Nun sieht es so aus, als nutze die Post die Beteiligung Compador als neue Speerspitze gegen Wettbewerber. Im Dezember vergangenen Jahres kaufte sich die Post in das Unternehmen ein: mit 49 Prozent bei der Sparte Compador Technologies GmbH, die Maschinen für das Vorsortieren von Briefen produziert und wartet. Zusätzlich hält der Konzern 26 Prozent an der Schwestergesellschaft Compador Dienstleistungs GmbH, die Briefsendungen bei Großkunden einsammelt und bei der Deutschen Post oder privaten Briefdiensten zur Zustellung abgibt.
Mit dem Einstieg der Bonner begann eine Serie fragwürdiger Methoden. Postcon etwa war einer der Hauptkunden von Compador. Mit deren Maschinen sortierte die TNT-Tochter die bei Großkunden eingesammelten Briefe. Die meisten Sendungen wurden über Zusteller der Muttergesellschaft TNT und regionale Kooperationspartner ausgeliefert. Einen Teil speiste Postcon in das Zustellnetz der Deutschen Post ein. Der Briefkonzern gewährt für das Vorsortieren der Briefe nach Postleitzahlen gesetzlich festgelegte Rabatte. Das sogenannte Konsolidierungsgeschäft ist für TNT lukrativer als die Briefzustellung in Eigenregie. 2012 erwirtschaftete Postcon einen Gewinn von 14 Millionen Euro.
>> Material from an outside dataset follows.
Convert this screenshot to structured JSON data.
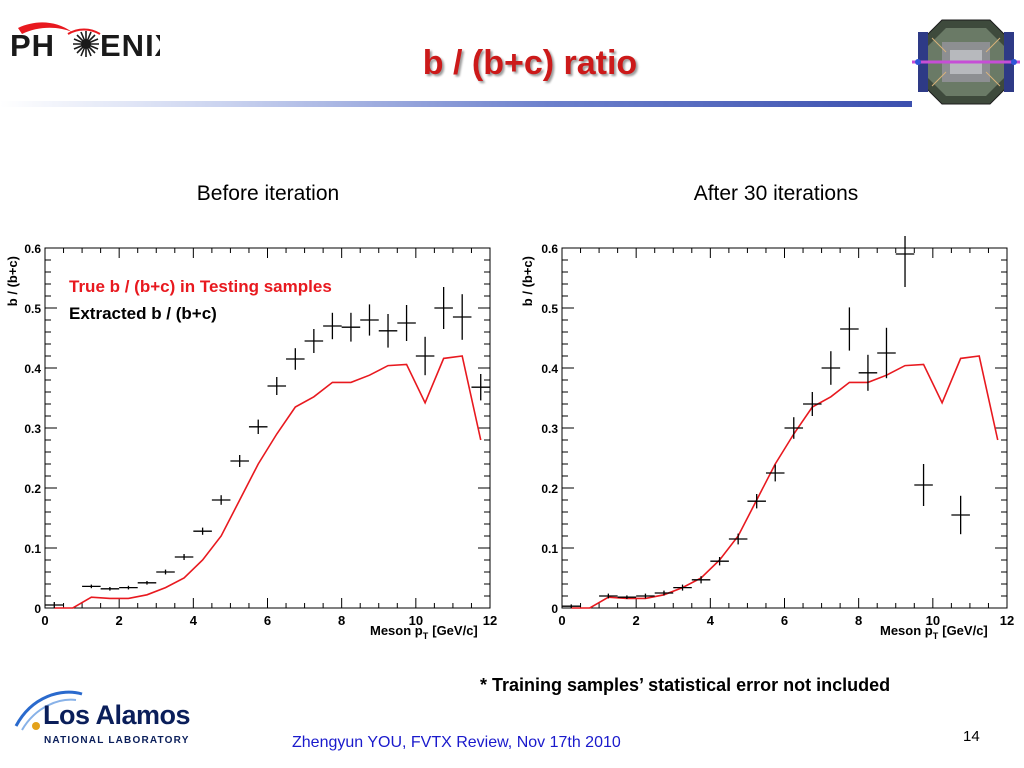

Verfahren der Missbrauchsaufsicht
Doch dann kündigte Compador den Wartungsvertrag mit Postcon. Zudem warb es mehr als 30 Vertriebsmitarbeiter ab. Die finanziellen Mittel dafür stammten zum Teil aus dem Einstieg der Deutschen Post. Danach folgte eine Angebotsoffensive, die an First-Mail-Zeiten erinnert. Vor allem bei Kunden aus dem Postcon-Portfolio wurde Compador mit teils extrem niedrigen Preisen vorstellig. Ein Kunde etwa, der pro Tag rund 300 Briefe verschickt, bekam einen Rabatt von 15 Prozent aufs Standardporto von 58 Cent – üblich sind etwa zehn Prozent. Vertriebsmitarbeiter der TNT-Tochter zweifeln intern an der „Gewinnerzielungsabsicht“. Compador-Chef Jens Gunter Greve hält dagegen, er „kalkuliert kaufmännisch fair und korrekt“.
Inzwischen hat sich auch die Bundesnetzagentur eingemischt. Die Behörde eröffnete im Juli „ein Verfahren der besonderen Missbrauchsaufsicht“. Sie geht dem Verdacht nach, dass die Post-Tochter In-Haus Services der Schwester Compador im Vergleich zu deren Wettbewerbern „unterschiedliche Konditionen anbietet“: Briefzentren in Frankfurt und Essen würden Compador günstigere Einlieferungszeiten anbieten als Postcon. Laut Deutsche Post trifft der Vorwurf der Diskriminierung „nicht zu“. Es seien unterschiedliche Briefmengen angefragt worden, die unterschiedliche Zeitfenster rechtfertigten.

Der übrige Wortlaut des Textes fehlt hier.